La rivolta turca è segno del contrasto tra benessere economico e chiusura politica: la crescita porta con se pretese democratiche – sempre che la crescita non sia appannaggio di un’elite. L’economia turca negli ultimi vent’anni si è sviluppata a una media del 4,2% l’anno, e da quando Erdogan è al potere (2002) la crescita è stata del 5,4%. Viaggiare per la Turchia verso la fine degli anni Duemila era come entrare in una versione live di un libro sul libero mercato di Daniel Yergin: c’erano file di persone fuori dalle banche, mercati fiorenti, e autostrade piene di camion, per quanto lo stile di guida non sembrava essere cambiato molto con l’industrializzazione.
La politica di Erdogan è stata chiusa al punto di far scoppiare una rivolta? A ogni buon conto, sì. Il problema è sempre lo stesso: democrazia significa “la maggioranza decide per tutti con lo strumento della maggioranza”. Erdogan ha scelto un’interpretazione più semplice: “la maggioranza decide”, con corollario della possibilità di riorganizzare lo stato a proprio piacimento. È da questo che nascono le derive dittatoriali delle democrazie, le quali si trasformano tecnicamente in fascismi. In particolare, se la Turchia ritiene di essere un “paese europeo”, con questa trasformazione sta adottando una forma europea di fascismo: conquista il potere attraverso mezzi democratici, e meno con i colpi di stato (sono una specialità sudamericana, d’ispirazione spagnola).

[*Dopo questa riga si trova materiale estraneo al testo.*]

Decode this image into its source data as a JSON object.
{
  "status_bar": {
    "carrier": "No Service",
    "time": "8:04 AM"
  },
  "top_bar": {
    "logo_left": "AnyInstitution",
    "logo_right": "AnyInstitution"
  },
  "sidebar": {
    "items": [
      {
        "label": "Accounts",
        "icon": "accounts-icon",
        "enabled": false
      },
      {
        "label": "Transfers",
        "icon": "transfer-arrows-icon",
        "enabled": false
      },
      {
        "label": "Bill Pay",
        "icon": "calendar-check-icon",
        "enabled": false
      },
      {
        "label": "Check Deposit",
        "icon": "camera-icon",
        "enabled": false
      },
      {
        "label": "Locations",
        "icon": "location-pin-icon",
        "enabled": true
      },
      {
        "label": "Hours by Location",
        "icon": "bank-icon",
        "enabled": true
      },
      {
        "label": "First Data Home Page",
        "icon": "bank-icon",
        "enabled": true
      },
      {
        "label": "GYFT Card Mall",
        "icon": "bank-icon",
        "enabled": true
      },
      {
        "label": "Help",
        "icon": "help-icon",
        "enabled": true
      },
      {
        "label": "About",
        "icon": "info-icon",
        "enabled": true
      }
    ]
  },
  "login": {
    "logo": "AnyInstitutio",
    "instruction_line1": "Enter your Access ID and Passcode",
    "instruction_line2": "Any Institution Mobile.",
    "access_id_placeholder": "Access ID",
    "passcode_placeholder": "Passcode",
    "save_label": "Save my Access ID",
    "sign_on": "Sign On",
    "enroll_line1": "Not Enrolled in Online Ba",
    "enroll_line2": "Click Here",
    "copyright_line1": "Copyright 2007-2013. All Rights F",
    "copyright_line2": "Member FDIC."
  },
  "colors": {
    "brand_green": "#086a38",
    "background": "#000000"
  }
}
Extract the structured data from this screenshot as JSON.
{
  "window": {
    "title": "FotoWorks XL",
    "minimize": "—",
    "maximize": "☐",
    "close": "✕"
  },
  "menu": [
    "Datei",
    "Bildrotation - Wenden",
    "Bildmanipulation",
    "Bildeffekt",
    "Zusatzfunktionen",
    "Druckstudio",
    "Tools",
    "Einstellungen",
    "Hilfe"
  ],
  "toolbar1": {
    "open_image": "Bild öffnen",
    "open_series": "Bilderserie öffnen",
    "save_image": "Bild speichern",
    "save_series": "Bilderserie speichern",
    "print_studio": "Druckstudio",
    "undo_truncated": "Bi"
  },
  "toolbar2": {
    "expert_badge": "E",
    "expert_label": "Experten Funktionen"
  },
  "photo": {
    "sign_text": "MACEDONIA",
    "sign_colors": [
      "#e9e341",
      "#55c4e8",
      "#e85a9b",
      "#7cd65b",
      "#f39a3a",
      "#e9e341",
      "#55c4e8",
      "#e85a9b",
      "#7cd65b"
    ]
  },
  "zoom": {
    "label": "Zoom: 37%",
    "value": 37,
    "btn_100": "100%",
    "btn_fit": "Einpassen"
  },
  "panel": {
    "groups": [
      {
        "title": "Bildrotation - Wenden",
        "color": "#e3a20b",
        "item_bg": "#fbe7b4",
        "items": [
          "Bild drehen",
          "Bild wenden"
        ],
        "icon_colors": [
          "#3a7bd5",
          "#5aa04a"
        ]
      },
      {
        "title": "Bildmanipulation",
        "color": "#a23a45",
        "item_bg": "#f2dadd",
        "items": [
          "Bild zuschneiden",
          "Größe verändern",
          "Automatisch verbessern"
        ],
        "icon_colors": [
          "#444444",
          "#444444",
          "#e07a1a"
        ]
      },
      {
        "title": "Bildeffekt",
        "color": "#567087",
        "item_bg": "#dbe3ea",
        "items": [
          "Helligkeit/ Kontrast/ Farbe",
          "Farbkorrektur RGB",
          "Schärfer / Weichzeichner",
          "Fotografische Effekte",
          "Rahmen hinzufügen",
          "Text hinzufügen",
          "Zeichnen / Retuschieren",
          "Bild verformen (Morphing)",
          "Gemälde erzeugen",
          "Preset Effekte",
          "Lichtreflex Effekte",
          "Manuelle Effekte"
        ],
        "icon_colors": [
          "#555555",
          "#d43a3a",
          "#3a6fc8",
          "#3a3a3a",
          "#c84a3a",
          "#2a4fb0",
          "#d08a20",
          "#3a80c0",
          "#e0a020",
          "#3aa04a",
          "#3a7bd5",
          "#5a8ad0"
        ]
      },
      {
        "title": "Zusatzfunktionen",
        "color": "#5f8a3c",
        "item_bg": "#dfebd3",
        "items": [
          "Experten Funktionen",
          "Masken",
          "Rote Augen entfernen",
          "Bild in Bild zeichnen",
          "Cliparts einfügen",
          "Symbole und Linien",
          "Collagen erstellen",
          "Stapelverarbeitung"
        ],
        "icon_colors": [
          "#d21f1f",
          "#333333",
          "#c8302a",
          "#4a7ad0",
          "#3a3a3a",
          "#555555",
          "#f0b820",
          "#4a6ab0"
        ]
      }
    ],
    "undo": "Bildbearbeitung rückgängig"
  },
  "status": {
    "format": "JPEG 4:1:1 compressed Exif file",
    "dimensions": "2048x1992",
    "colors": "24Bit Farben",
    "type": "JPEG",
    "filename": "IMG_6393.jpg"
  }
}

Se “la maggioranza decide”, il governo turco si è arrogato il potere d’introdurre piani ambiziosi che sono stati accompagnati dall’arresto di quantità record di giornalisti e studenti, e dalla reintroduzione di regole islamiche negli spazi pubblici, alle volte con obbligo di rispetto. Erdogan ha introdotto una politica aperta di odio verso Israele al mero scopo di conquistare consensi nel mondo arabo, perdendo circa mezzo milione di ingressi turistici israeliani l’anno. Il tocco finale è il progetto di una nuova costituzione con un “presidenzialismo” alla russa, con potere di nomina di rappresentanti giudiziari senza controllo parlamentare. La gente di Istanbul si è ribellata quando Erdogan non ha fatto nulla per arrestare il taglio degli alberi del parco Gezi a Taksim. Al posto degli alberi, si vuole costruire un centro commerciale e una moschea, quelli cioè che sembrerebbero essere i due nuovi capisaldi della cultura turca. Gezi park è un bel parco, generalmente vuoto e assonnato, ma la sua difesa è valsa bene come pretesto per la ribellione.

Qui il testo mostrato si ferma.